Peki, ne yapılmalıdır?

  • Öncelikle Z-Kütüphanelerini de içerecek biçimde Türkiye’de okul kütüphanelerinin durumu hakkında ciddi bir bilimsel rapor hazırlanmalı, bu rapor Bakanlığa iletilmeli ve bu rapora dayalı bir kamuoyu açıklaması yapılmalıdır.
  • Bakanlık okul kütüphaneleri ile ilgili sorunlar hakkında sürekli olarak etkilenmeye, bilgilendirilmeye çalışılmalıdır.
  • Z-Kütüphane ve diğer kütüphanelerinin gerçek işlevlerini yerine getirmesinde “kütüphaneci” unsurunun “olmazsa-olmaz” niteliği sürekli olarak her ortamda dile getirilmelidir.
  • Derneklerimizin en önemli görevleri arasında okul kütüphaneleri, daha doğrusu okul kütüphanecileri konusu yer almalıdır. Konu sürekli olarak gündemde tutulmalıdır. Özellikle Okul Kütüphanecileri Derneği’nin temel görev odağı okul kütüphanelerinde “kütüphaneci” konusu olmalıdır.
  • Okul kütüphaneleri/kütüphanecileri konusunda Bakanlık ve kamuoyu nezdinde demokratik bir baskı oluşturulmalıdır.
  • Alan akademisyenleri bu konuda araştırmalar yapmalı ve yayınlar gerçekleştirmelidir.
  • Konu ile ilgili olarak Cumhurbaşkanlığı, TBMM ve ilgili Bakanlıkta sürekli kulis yapılmalıdır.

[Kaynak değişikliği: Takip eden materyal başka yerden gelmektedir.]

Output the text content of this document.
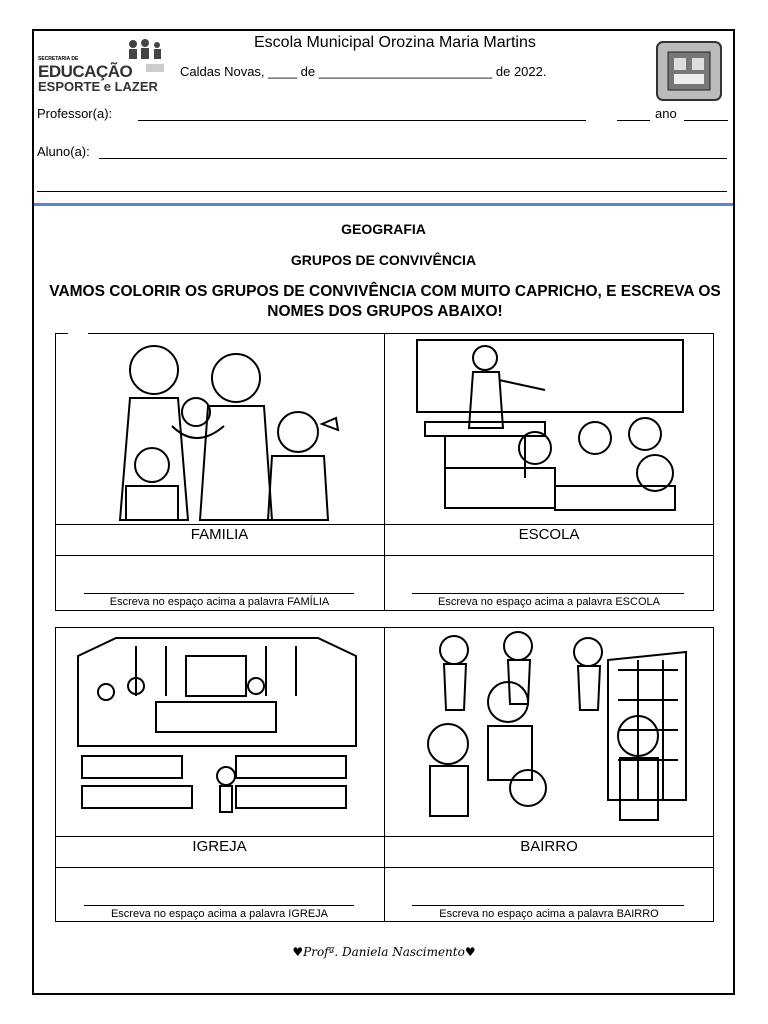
SECRETARIA DE
EDUCAÇÃO
ESPORTE e LAZER
Escola Municipal Orozina Maria Martins
Caldas Novas, ____ de ________________________ de 2022.
Professor(a):	ano
Aluno(a):
GEOGRAFIA
GRUPOS DE CONVIVÊNCIA
VAMOS COLORIR OS GRUPOS DE CONVIVÊNCIA COM MUITO CAPRICHO, E ESCREVA OS NOMES DOS GRUPOS ABAIXO!
FAMILIA	ESCOLA
Escreva no espaço acima a palavra FAMÍLIA	Escreva no espaço acima a palavra ESCOLA
IGREJA	BAIRRO
Escreva no espaço acima a palavra IGREJA	Escreva no espaço acima a palavra BAIRRO
♥Profª. Daniela Nascimento♥
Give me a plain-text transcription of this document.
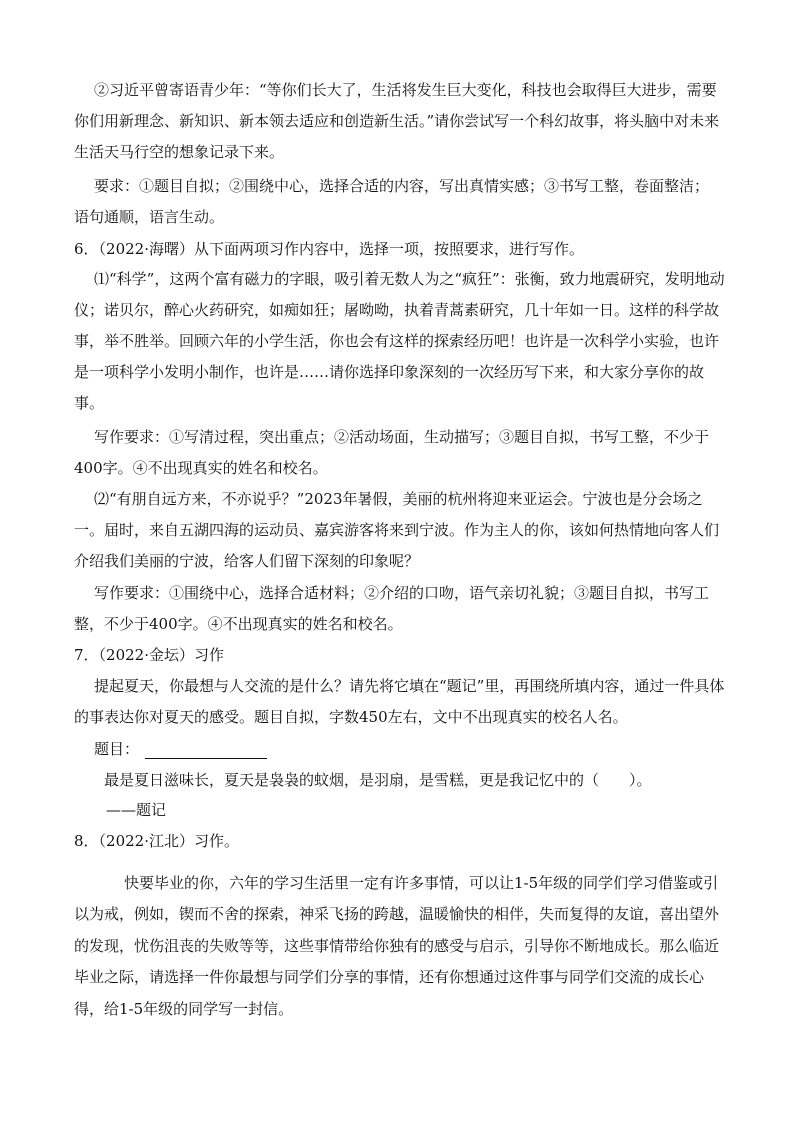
②习近平曾寄语青少年：“等你们长大了，生活将发生巨大变化，科技也会取得巨大进步，需要
你们用新理念、新知识、新本领去适应和创造新生活。”请你尝试写一个科幻故事，将头脑中对未来
生活天马行空的想象记录下来。
要求：①题目自拟；②围绕中心，选择合适的内容，写出真情实感；③书写工整，卷面整洁；
语句通顺，语言生动。
6．（2022·海曙）从下面两项习作内容中，选择一项，按照要求，进行写作。
⑴“科学”，这两个富有磁力的字眼，吸引着无数人为之“疯狂”：张衡，致力地震研究，发明地动
仪；诺贝尔，醉心火药研究，如痴如狂；屠呦呦，执着青蒿素研究，几十年如一日。这样的科学故
事，举不胜举。回顾六年的小学生活，你也会有这样的探索经历吧！也许是一次科学小实验，也许
是一项科学小发明小制作，也许是……请你选择印象深刻的一次经历写下来，和大家分享你的故
事。
写作要求：①写清过程，突出重点；②活动场面，生动描写；③题目自拟，书写工整，不少于
400字。④不出现真实的姓名和校名。
⑵“有朋自远方来，不亦说乎？”2023年暑假，美丽的杭州将迎来亚运会。宁波也是分会场之
一。届时，来自五湖四海的运动员、嘉宾游客将来到宁波。作为主人的你，该如何热情地向客人们
介绍我们美丽的宁波，给客人们留下深刻的印象呢？
写作要求：①围绕中心，选择合适材料；②介绍的口吻，语气亲切礼貌；③题目自拟，书写工
整，不少于400字。④不出现真实的姓名和校名。
7．（2022·金坛）习作
提起夏天，你最想与人交流的是什么？请先将它填在“题记”里，再围绕所填内容，通过一件具体
的事表达你对夏天的感受。题目自拟，字数450左右，文中不出现真实的校名人名。
题目：
最是夏日滋味长，夏天是袅袅的蚊烟，是羽扇，是雪糕，更是我记忆中的（　　）。
——题记
8．（2022·江北）习作。
快要毕业的你，六年的学习生活里一定有许多事情，可以让1-5年级的同学们学习借鉴或引
以为戒，例如，锲而不舍的探索，神采飞扬的跨越，温暖愉快的相伴，失而复得的友谊，喜出望外
的发现，忧伤沮丧的失败等等，这些事情带给你独有的感受与启示，引导你不断地成长。那么临近
毕业之际，请选择一件你最想与同学们分享的事情，还有你想通过这件事与同学们交流的成长心
得，给1-5年级的同学写一封信。
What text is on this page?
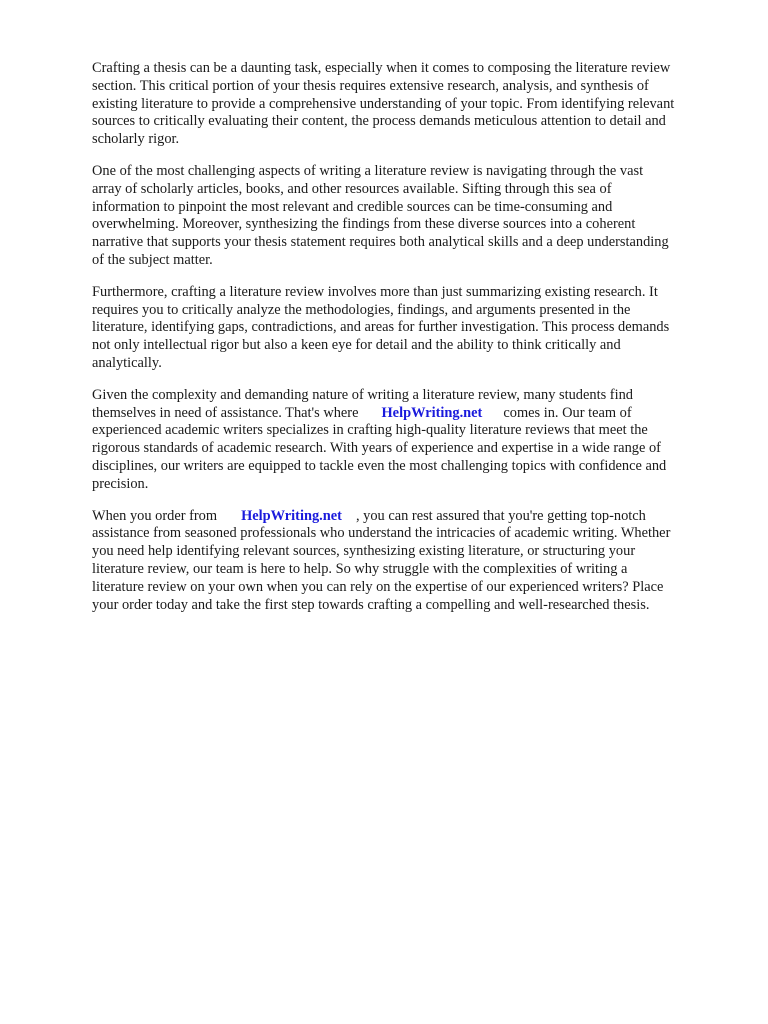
Crafting a thesis can be a daunting task, especially when it comes to composing the literature review
section. This critical portion of your thesis requires extensive research, analysis, and synthesis of
existing literature to provide a comprehensive understanding of your topic. From identifying relevant
sources to critically evaluating their content, the process demands meticulous attention to detail and
scholarly rigor.

One of the most challenging aspects of writing a literature review is navigating through the vast
array of scholarly articles, books, and other resources available. Sifting through this sea of
information to pinpoint the most relevant and credible sources can be time-consuming and
overwhelming. Moreover, synthesizing the findings from these diverse sources into a coherent
narrative that supports your thesis statement requires both analytical skills and a deep understanding
of the subject matter.

Furthermore, crafting a literature review involves more than just summarizing existing research. It
requires you to critically analyze the methodologies, findings, and arguments presented in the
literature, identifying gaps, contradictions, and areas for further investigation. This process demands
not only intellectual rigor but also a keen eye for detail and the ability to think critically and
analytically.

Given the complexity and demanding nature of writing a literature review, many students find
themselves in need of assistance. That's where HelpWriting.net comes in. Our team of
experienced academic writers specializes in crafting high-quality literature reviews that meet the
rigorous standards of academic research. With years of experience and expertise in a wide range of
disciplines, our writers are equipped to tackle even the most challenging topics with confidence and
precision.

When you order from HelpWriting.net , you can rest assured that you're getting top-notch
assistance from seasoned professionals who understand the intricacies of academic writing. Whether
you need help identifying relevant sources, synthesizing existing literature, or structuring your
literature review, our team is here to help. So why struggle with the complexities of writing a
literature review on your own when you can rely on the expertise of our experienced writers? Place
your order today and take the first step towards crafting a compelling and well-researched thesis.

Kanımca, Türkiye’de en sorunlu, geliştirilmesi en acil ve zorunlu kütüphane türü okul kütüphaneleridir. Bu sorunun temel kaynağı da bu kütüphanelerin kütüphanecisiz olmasıdır. Üstelik bu sorun ülkemizdeki niteliksiz eğitimin de başlıca nedenlerindendir.

Ve sorun Z-Kütüphanelerin yanı sıra ve aslında onlardan daha çok “Z-Olmayan Kütüphaneler” ile ilgilidir.

Dünyada “kütüphanecisiz okul kütüphanesi” gerçeğini bu boyutta kabullenen başka bir ülke var mıdır, emin değilim.

Konuyu uzun soluklu ve akıllıca bir yaklaşım ve işbirliği ile çözmeye çalışmalıyız. Bu, bizim için tarihsel bir görevdir..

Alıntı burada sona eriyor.